Os fungicidas mais eficientes no controle de mofo-branco em soja estão distribuídos em diferentes grupos relacionados ao modo de ação sobre S. sclerotiorum (MEYER et al., 2018). Entre eles estão: procimidona, uma dicarboxamida que atua na transdução do sinal osmótico; fluazinam, um inibidor da fosforilação oxidativa, atuando sobre a respiração do patógeno; fluopyram e boscalida, pertencem ao grupo dos inibidores de succinato desidrogenase (ISDH), que atuam na fase II da respiração do fungo; e dimoxistrobina pertence ao grupo dos inibidores da quinona externa (IQe), inibindo a fase III da respiração do patógeno (MEYER et al., 2018). Diante disso, essa diversidade em relação ao modo de ação dos fungicidas para controle de mofo-branco possibilita rotacioná-los, de forma que exerçam menor pressão de seleção sobre o patógeno e viabilize a adoção de estratégias antirresistência do fungo aos fungicidas, preservando a eficiência das moléculas pelo maior tempo possível (MEYER et al., 2018).

Já Juliatti et al. (2015), mencionam resistência do patógeno, principalmente para os fungicidas do grupo benzimidazóis (tiofanato metílico e carbendazim); sugerindo, a rotação entre as dicarboxamidas e outros grupos químicos para o controle da doença.
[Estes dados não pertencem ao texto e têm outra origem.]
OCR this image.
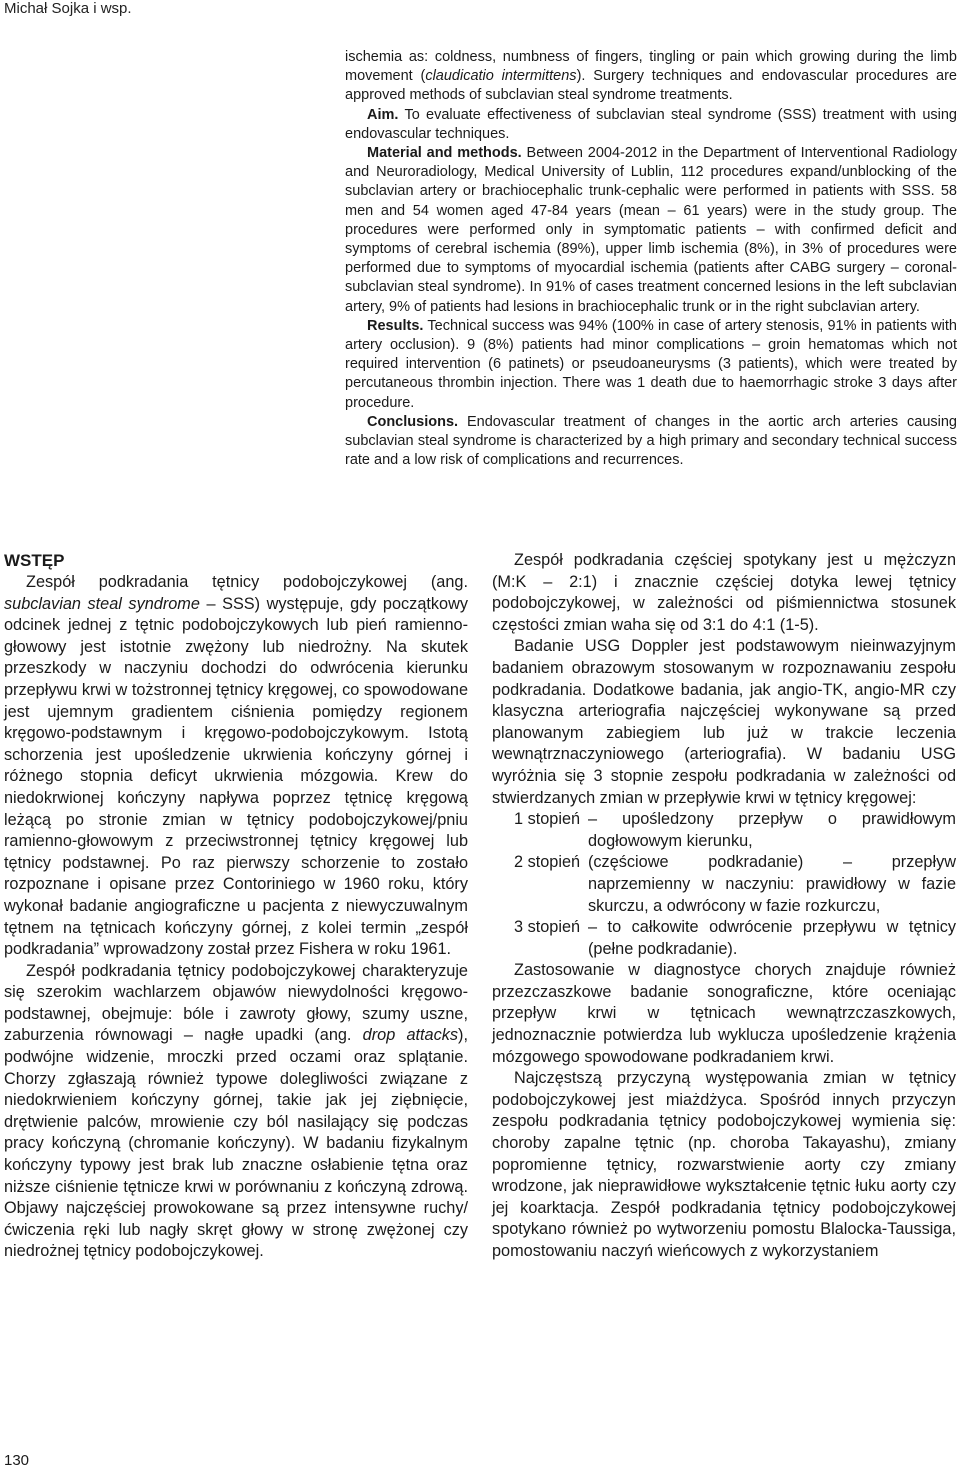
Michał Sojka i wsp.

ischemia as: coldness, numbness of fingers, tingling or pain which growing during the limb movement (claudicatio intermittens). Surgery techniques and endovascular procedures are approved methods of subclavian steal syndrome treatments.

Aim. To evaluate effectiveness of subclavian steal syndrome (SSS) treatment with using endovascular techniques.

Material and methods. Between 2004-2012 in the Department of Interventional Radiology and Neuroradiology, Medical University of Lublin, 112 procedures expand/unblocking of the subclavian artery or brachiocephalic trunk-cephalic were performed in patients with SSS. 58 men and 54 women aged 47-84 years (mean – 61 years) were in the study group. The procedures were performed only in symptomatic patients – with confirmed deficit and symptoms of cerebral ischemia (89%), upper limb ischemia (8%), in 3% of procedures were performed due to symptoms of myocardial ischemia (patients after CABG surgery – coronal-subclavian steal syndrome). In 91% of cases treatment concerned lesions in the left subclavian artery, 9% of patients had lesions in brachiocephalic trunk or in the right subclavian artery.

Results. Technical success was 94% (100% in case of artery stenosis, 91% in patients with artery occlusion). 9 (8%) patients had minor complications – groin hematomas which not required intervention (6 patinets) or pseudoaneurysms (3 patients), which were treated by percutaneous thrombin injection. There was 1 death due to haemorrhagic stroke 3 days after procedure.

Conclusions. Endovascular treatment of changes in the aortic arch arteries causing subclavian steal syndrome is characterized by a high primary and secondary technical success rate and a low risk of complications and recurrences.

WSTĘP

Zespół podkradania tętnicy podobojczykowej (ang. subclavian steal syndrome – SSS) występuje, gdy początkowy odcinek jednej z tętnic podobojczykowych lub pień ramienno-głowowy jest istotnie zwężony lub niedrożny. Na skutek przeszkody w naczyniu dochodzi do odwrócenia kierunku przepływu krwi w tożstronnej tętnicy kręgowej, co spowodowane jest ujemnym gradientem ciśnienia pomiędzy regionem kręgowo-podstawnym i kręgowo-podobojczykowym. Istotą schorzenia jest upośledzenie ukrwienia kończyny górnej i różnego stopnia deficyt ukrwienia mózgowia. Krew do niedokrwionej kończyny napływa poprzez tętnicę kręgową leżącą po stronie zmian w tętnicy podobojczykowej/pniu ramienno-głowowym z przeciwstronnej tętnicy kręgowej lub tętnicy podstawnej. Po raz pierwszy schorzenie to zostało rozpoznane i opisane przez Contoriniego w 1960 roku, który wykonał badanie angiograficzne u pacjenta z niewyczuwalnym tętnem na tętnicach kończyny górnej, z kolei termin „zespół podkradania” wprowadzony został przez Fishera w roku 1961.

Zespół podkradania tętnicy podobojczykowej charakteryzuje się szerokim wachlarzem objawów niewydolności kręgowo-podstawnej, obejmuje: bóle i zawroty głowy, szumy uszne, zaburzenia równowagi – nagłe upadki (ang. drop attacks), podwójne widzenie, mroczki przed oczami oraz splątanie. Chorzy zgłaszają również typowe dolegliwości związane z niedokrwieniem kończyny górnej, takie jak jej ziębnięcie, drętwienie palców, mrowienie czy ból nasilający się podczas pracy kończyną (chromanie kończyny). W badaniu fizykalnym kończyny typowy jest brak lub znaczne osłabienie tętna oraz niższe ciśnienie tętnicze krwi w porównaniu z kończyną zdrową. Objawy najczęściej prowokowane są przez intensywne ruchy/ćwiczenia ręki lub nagły skręt głowy w stronę zwężonej czy niedrożnej tętnicy podobojczykowej.

Zespół podkradania częściej spotykany jest u mężczyzn (M:K – 2:1) i znacznie częściej dotyka lewej tętnicy podobojczykowej, w zależności od piśmiennictwa stosunek częstości zmian waha się od 3:1 do 4:1 (1-5).

Badanie USG Doppler jest podstawowym nieinwazyjnym badaniem obrazowym stosowanym w rozpoznawaniu zespołu podkradania. Dodatkowe badania, jak angio-TK, angio-MR czy klasyczna arteriografia najczęściej wykonywane są przed planowanym zabiegiem lub już w trakcie leczenia wewnątrznaczyniowego (arteriografia). W badaniu USG wyróżnia się 3 stopnie zespołu podkradania w zależności od stwierdzanych zmian w przepływie krwi w tętnicy kręgowej:

1 stopień – upośledzony przepływ o prawidłowym dogłowowym kierunku,
2 stopień (częściowe podkradanie) – przepływ naprzemienny w naczyniu: prawidłowy w fazie skurczu, a odwrócony w fazie rozkurczu,
3 stopień – to całkowite odwrócenie przepływu w tętnicy (pełne podkradanie).

Zastosowanie w diagnostyce chorych znajduje również przezczaszkowe badanie sonograficzne, które oceniając przepływ krwi w tętnicach wewnątrzczaszkowych, jednoznacznie potwierdza lub wyklucza upośledzenie krążenia mózgowego spowodowane podkradaniem krwi.

Najczęstszą przyczyną występowania zmian w tętnicy podobojczykowej jest miażdżyca. Spośród innych przyczyn zespołu podkradania tętnicy podobojczykowej wymienia się: choroby zapalne tętnic (np. choroba Takayashu), zmiany popromienne tętnicy, rozwarstwienie aorty czy zmiany wrodzone, jak nieprawidłowe wykształcenie tętnic łuku aorty czy jej koarktacja. Zespół podkradania tętnicy podobojczykowej spotykano również po wytworzeniu pomostu Blalocka-Taussiga, pomostowaniu naczyń wieńcowych z wykorzystaniem

130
4 Considerações finais e perspectivas futuras

Em suma, é recomendado como forma de prevenção da doença o uso de sementes certificadas e a limpeza de maquinários entre uma área e outra, para evitar introdução do inóculo da doença. Quando na área já houver a presença do patógeno, é necessário que sejam adotados manejos que busquem a diminuição do inóculo ao longo do tempo. Entre as opções destes manejos, são recomendados uso de palhada, rotação com culturas que não são hospedeiras do fungo, manejo biológico e manejo químico, sempre seguindo recomendações de um engenheiro agrônomo.